Greenhaven Associates, one of GM’s largest equity investors, has investment manager Josh Sandbulte in New York this week for the Alliance Bernstein conference. He believes that the CEOs of the financial sector are much more pessimistic about their prospects than other business leaders.
While Musk’s emails sound much more pessimistic than other manufacturers’ leaders, Sandbulte said he learned not to ignore Tesla CEO’s remarks because “he made a sharp turn when others made a sharp turn. He came back and it turns out that he was right “.
“We are in a chaotic age and honestly economic and business leaders do not share that,” Sandbulte said. “At some point, we will find out who is right.”
The problem of Tesla itself?
Many other automakers have publicly stated that underlying demand remains strong. Reporting monthly sales in the US on Thursday, Ford said its stock continued to change at a record rate.
“Consumer demand is very high at the moment. Manufacturers have no stock, “said Allyson Witherspoon, Nissan’s head of marketing in the United States, at the Reuters Auto Retail conference in Las Vegas on Wednesday.
Industry executives also point out that Tesla has its own problems, including the possibility of hiring much faster and faster than its growth rate.
According to Tesla’s annual report, the company has doubled its workforce since the end of 2019. Morgan Stanley noted that $ 853,000 per Tesla employee is not much higher than the $ 757,000 in the larger Ford.
In addition, Tesla’s sales in the United States are concentrated primarily in California, especially in the San Francisco Bay Area where Silicon Valley companies are concentrated. The wealth of high-tech workers is based on shares and is an important customer base for Tesla. But now, some big tech companies are laying off staff and smaller start-ups are finding it harder to find financing.

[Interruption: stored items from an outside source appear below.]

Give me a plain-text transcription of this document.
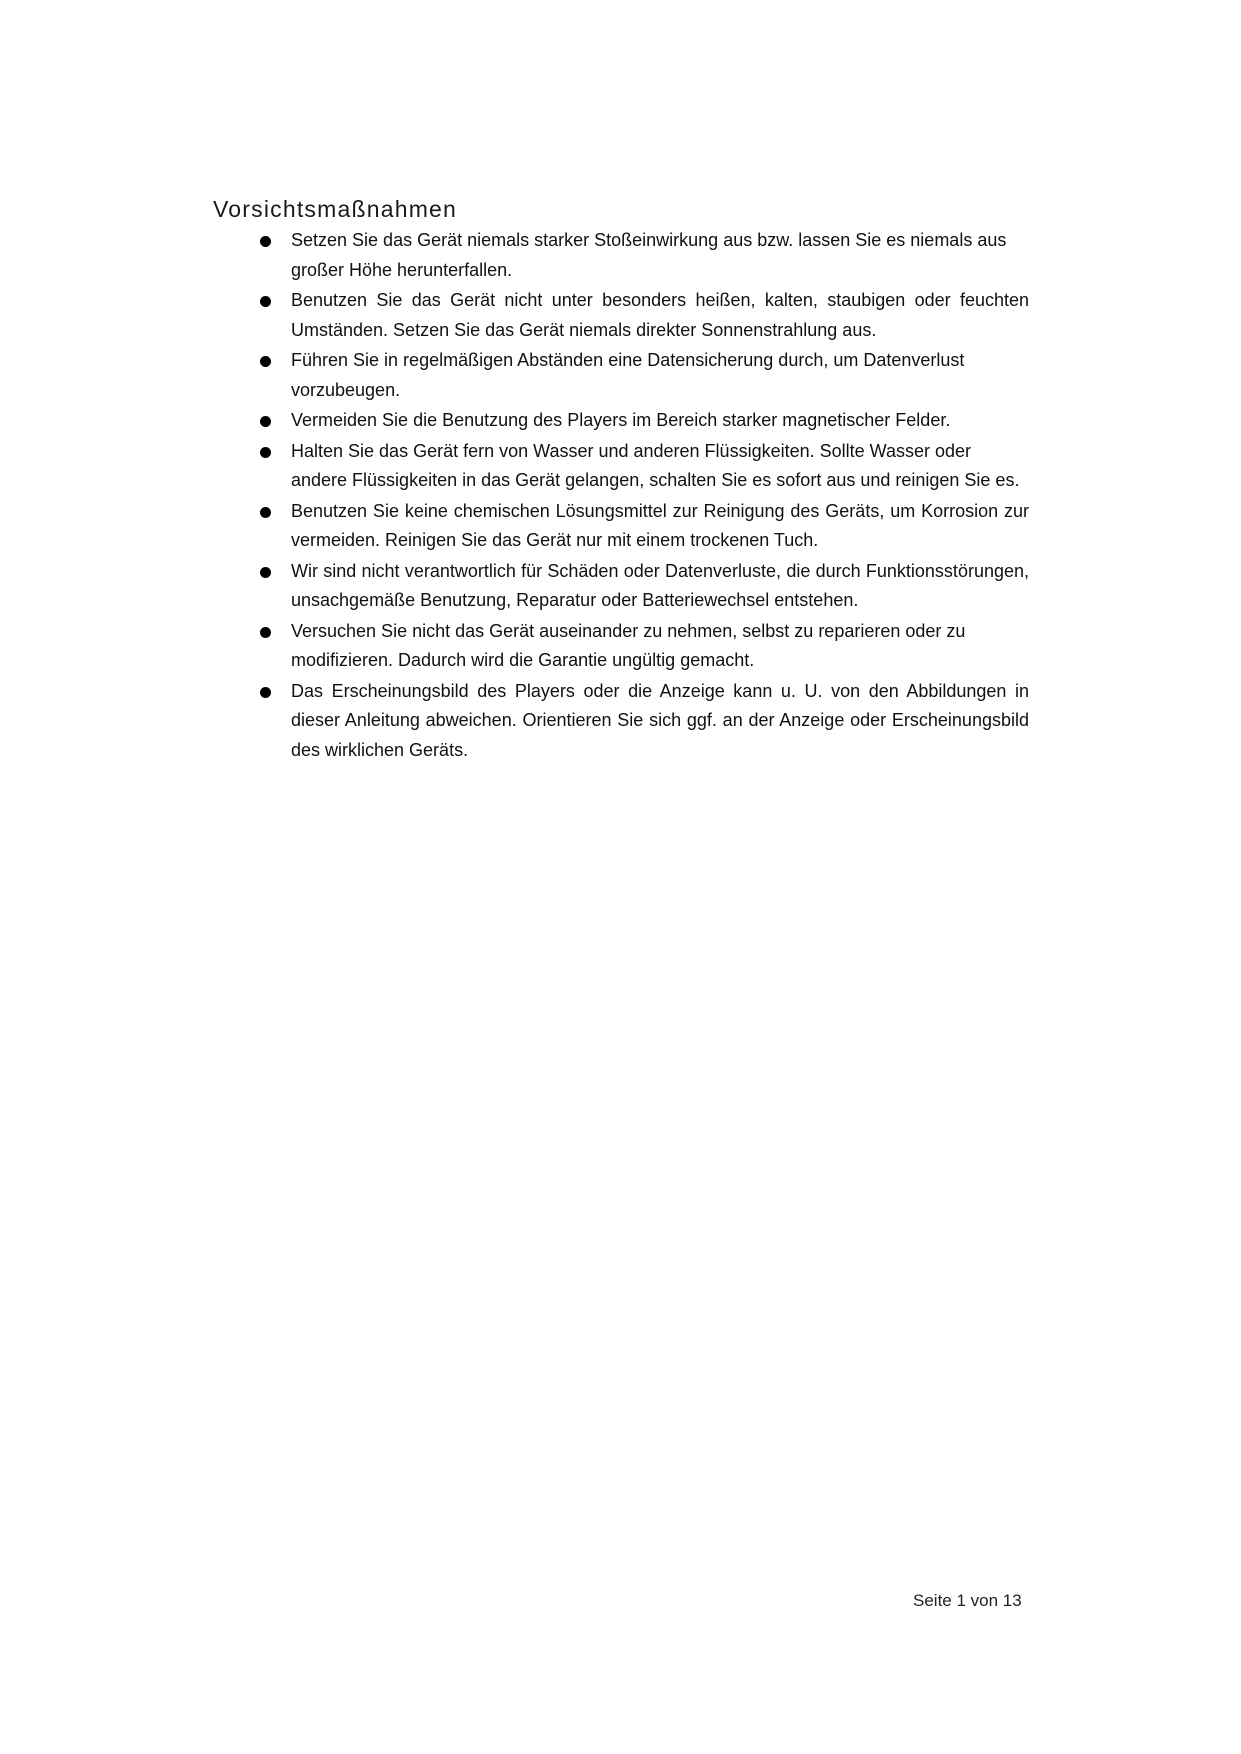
Vorsichtsmaßnahmen
Setzen Sie das Gerät niemals starker Stoßeinwirkung aus bzw. lassen Sie es niemals aus großer Höhe herunterfallen.
Benutzen Sie das Gerät nicht unter besonders heißen, kalten, staubigen oder feuchten Umständen. Setzen Sie das Gerät niemals direkter Sonnenstrahlung aus.
Führen Sie in regelmäßigen Abständen eine Datensicherung durch, um Datenverlust vorzubeugen.
Vermeiden Sie die Benutzung des Players im Bereich starker magnetischer Felder.
Halten Sie das Gerät fern von Wasser und anderen Flüssigkeiten. Sollte Wasser oder andere Flüssigkeiten in das Gerät gelangen, schalten Sie es sofort aus und reinigen Sie es.
Benutzen Sie keine chemischen Lösungsmittel zur Reinigung des Geräts, um Korrosion zur vermeiden. Reinigen Sie das Gerät nur mit einem trockenen Tuch.
Wir sind nicht verantwortlich für Schäden oder Datenverluste, die durch Funktionsstörungen, unsachgemäße Benutzung, Reparatur oder Batteriewechsel entstehen.
Versuchen Sie nicht das Gerät auseinander zu nehmen, selbst zu reparieren oder zu modifizieren. Dadurch wird die Garantie ungültig gemacht.
Das Erscheinungsbild des Players oder die Anzeige kann u. U. von den Abbildungen in dieser Anleitung abweichen. Orientieren Sie sich ggf. an der Anzeige oder Erscheinungsbild des wirklichen Geräts.
Seite 1 von 13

Barry Engle, a former Ford and General Motors executive, believes all of this may be true, but Musk’s concerns can not be ignored. Engel founded Qell, a transportation-focused investment company.
“An economic downturn is becoming more and more likely,” he said. “Elon and everyone else knows that. The difference is that as an entrepreneur he is of course more prone to action and to express the truth, even if he is not popular “.
There is clearly a recession affecting the car industry. From the point of view of an expert comes recession and Tesla just getting ready. There is no guarantee that this 10% will be Tesla’s latest batch of layoffs. The company may need to lay off more staff for more technical crew.